Susu Susu - 2 months ago 7
R Question

Converting factors with character names to numerics (after import from an .sav file)

So after I've imported a data.set via memsci (which worked very nicely btw! :)), I now have the problem that almost all of the data is converted to (non-ordered) factors, but the levels are not 1,2,3,4,5 (which is what it should be for calculations) but rather "fully agree" down to "don't agree at all".

This leads to the problem that I can't use

as.numeric(levels(f))[f]
to convert the factor into numerics.

To get import my data I used this:

data <- as.data.set(spss.system.file("data.sav"))
dat <- as.data.frame(data)


However: The informations seems to be there.

str(var1)

Factor w/ 5 levels "don't agree at all",..: NA 1 1 1 1 1 1 1 1 1 ...

labels(dat$var1)
[1] "1" "2" "3" "4" "5" "6" "7" "8" "9" "10" "11" "12"
[13] "13" "14" "15" "16" "17" "18" "19" "20" "21" "22" "23" "24"

levels(dat$var1)
[1] "do not agree at all" ". ." ". . ."
[4] ". . . ." "fully agree"


Where are the values stored? I've tried
labels(var1)
and just
var1
, but I neither works. However: Using
as.numeric(var1)
gives me the information I need, BUT I don't think one should apply this as stated in the R help for factors. Also after using
dat[,1:ncol(dat)] <- lapply(dat[,1:ncol(dat)], function(x) as.numeric(x))

the variable is still being considered a factor and behaves exactly the same as before.

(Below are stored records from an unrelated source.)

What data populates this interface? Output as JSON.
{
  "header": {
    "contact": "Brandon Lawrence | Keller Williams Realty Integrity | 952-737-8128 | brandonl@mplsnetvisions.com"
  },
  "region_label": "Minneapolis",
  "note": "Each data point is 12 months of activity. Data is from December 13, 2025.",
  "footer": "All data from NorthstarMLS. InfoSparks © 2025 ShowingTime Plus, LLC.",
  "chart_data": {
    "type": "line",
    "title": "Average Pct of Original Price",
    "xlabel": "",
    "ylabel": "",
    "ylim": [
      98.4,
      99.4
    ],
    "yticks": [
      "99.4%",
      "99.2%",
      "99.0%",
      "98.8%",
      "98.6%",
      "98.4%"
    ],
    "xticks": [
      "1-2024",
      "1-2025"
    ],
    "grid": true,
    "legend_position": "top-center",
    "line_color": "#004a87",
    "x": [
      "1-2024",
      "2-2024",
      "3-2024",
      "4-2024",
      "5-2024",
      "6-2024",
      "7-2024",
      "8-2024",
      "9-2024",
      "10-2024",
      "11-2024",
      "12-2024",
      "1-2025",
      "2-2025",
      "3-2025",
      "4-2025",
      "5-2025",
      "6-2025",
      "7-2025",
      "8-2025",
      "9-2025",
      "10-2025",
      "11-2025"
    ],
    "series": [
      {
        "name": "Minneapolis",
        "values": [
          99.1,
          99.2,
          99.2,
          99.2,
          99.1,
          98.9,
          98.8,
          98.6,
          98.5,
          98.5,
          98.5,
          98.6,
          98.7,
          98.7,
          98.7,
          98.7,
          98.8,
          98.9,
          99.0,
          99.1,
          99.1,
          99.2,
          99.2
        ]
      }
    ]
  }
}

Edit: Reproducible example thanks to @jakub

var1 <- factor(c(1,2,3,4,5,5,4,3,2,1),
levels = as.character(1:5),
labels = c("Fully agree", "....", "...", "..", "Do not agree at all"))

Answer

You say:

as.numeric(var1) gives me the information I need, BUT I don't think one should apply this as stated in the R help for factors

If you refer to:

In particular, as.numeric applied to a factor is meaningless, and may happen by implicit coercion.

then you are most likely confusing two issues. You either want the labels, or you want the levels.

If you have numerical values that happen to be labels of a factor, then indeed you have to convert to numeric using as.numeric(levels(f))[f]. An example:

var1 <- factor(c(1,2,3,1), 
               labels = c("123", "5", "-11"),
               levels = as.character(1:3))
levels(var1)
# [1] "123" "5"   "-11"
as.numeric(var1)
# [1] 1 2 3 1  #this indeed does not make much sense - the values are lost!
as.numeric(levels(var1))[var1]
#[1] 123   5 -11 123

But in your case, this does not apply, because (if I understood correctly), you don't want the labels, but the underlying integers. For you, it makes sense that Fully agree means 1. In such case, as.numeric(var1) is fine.